INDIANAPOLIS, Ind. (Dec. 9, 2014)-- Charlie White, the man once elected to enforce Indiana's election laws, went before the Indiana Court of Appeals to overturn his convictions for violating those laws.
White's attorney had 26 minutes to explain to the three-judge panel why her client was misrepresented at trial, the victim of double jeopardy and not guilty of lying about where he was living while serving on the Fishers Town Council.
"There was no offer of proof of anything," said Andrea Ciobanu. "He paid his attorney a lot of money to prepare for this trial. It was supposed to be a three-week trial. He spent a lot of money on it.There was no case presented whatsoever. He was caught off guard."
White told FOX59 News that he wanted his trial attorney, former Marion County Prosecutor Carl Brizzi, to put him on the stand to explain to the trial court that he was residing at his ex-wife's house in Fishers and therefore was not guilty of living in one precinct while voting in another.
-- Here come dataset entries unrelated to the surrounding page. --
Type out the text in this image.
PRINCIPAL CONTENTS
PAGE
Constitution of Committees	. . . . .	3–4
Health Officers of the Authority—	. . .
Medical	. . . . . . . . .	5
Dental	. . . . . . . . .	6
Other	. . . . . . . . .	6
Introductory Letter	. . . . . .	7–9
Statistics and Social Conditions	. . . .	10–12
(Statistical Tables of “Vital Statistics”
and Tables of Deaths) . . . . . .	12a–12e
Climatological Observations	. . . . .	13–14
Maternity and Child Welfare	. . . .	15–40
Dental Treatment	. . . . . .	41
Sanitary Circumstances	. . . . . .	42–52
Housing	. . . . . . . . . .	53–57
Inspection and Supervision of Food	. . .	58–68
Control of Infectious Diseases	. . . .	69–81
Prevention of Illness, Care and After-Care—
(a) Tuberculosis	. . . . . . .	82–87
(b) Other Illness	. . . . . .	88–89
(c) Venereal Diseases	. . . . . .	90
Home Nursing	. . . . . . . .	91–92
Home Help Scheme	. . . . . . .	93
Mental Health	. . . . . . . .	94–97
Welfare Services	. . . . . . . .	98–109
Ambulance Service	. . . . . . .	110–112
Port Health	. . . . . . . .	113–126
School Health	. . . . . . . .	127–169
"His only immediate kin was his son at the time this was going on," Ciobanu told the judges, arguing that under Indiana law, since White's son lived with his mother, the defendant could claim her address as his own.
The Office of the Attorney General disagreed.
"The fact that your son is living with your former wife is pretty normal when it's not your residence, so, I don't think that alone in this case is really evidence of residence," said Deputy Attorney General Justin Roebel.
"He had to be able to testify about his intent," countered Ciobanu, "and in the post-conviction relief proceedings there were multiple occasions on trying to present that intent. They were continually objected by the state. He wasn't even able to present fully what his intent was."
One judge indicated that arguments of poor legal strategy don't necessarily constitute the grounds for an appeal as the trial court made its decision based on the facts presented before the bench.
"That's not to say they've been correctly determined but they have been determined," said Judge Michale Barnes, "and, so, it's very difficult for this panel or any panel of any appellate court simple to say, 'Well, they got it all wrong. We're going back to square one here.'"
White was convicted of six class D felonies and sentenced to one year of home detention.
That sentence has been stayed pending his appeal.
Ciobanu said her client was a victim of selective prosecution.
"We look at all the prior cases, they were not criminal cases. These are civil actions."
The panel agreed to take the arguments under advisement while it considers its ruling.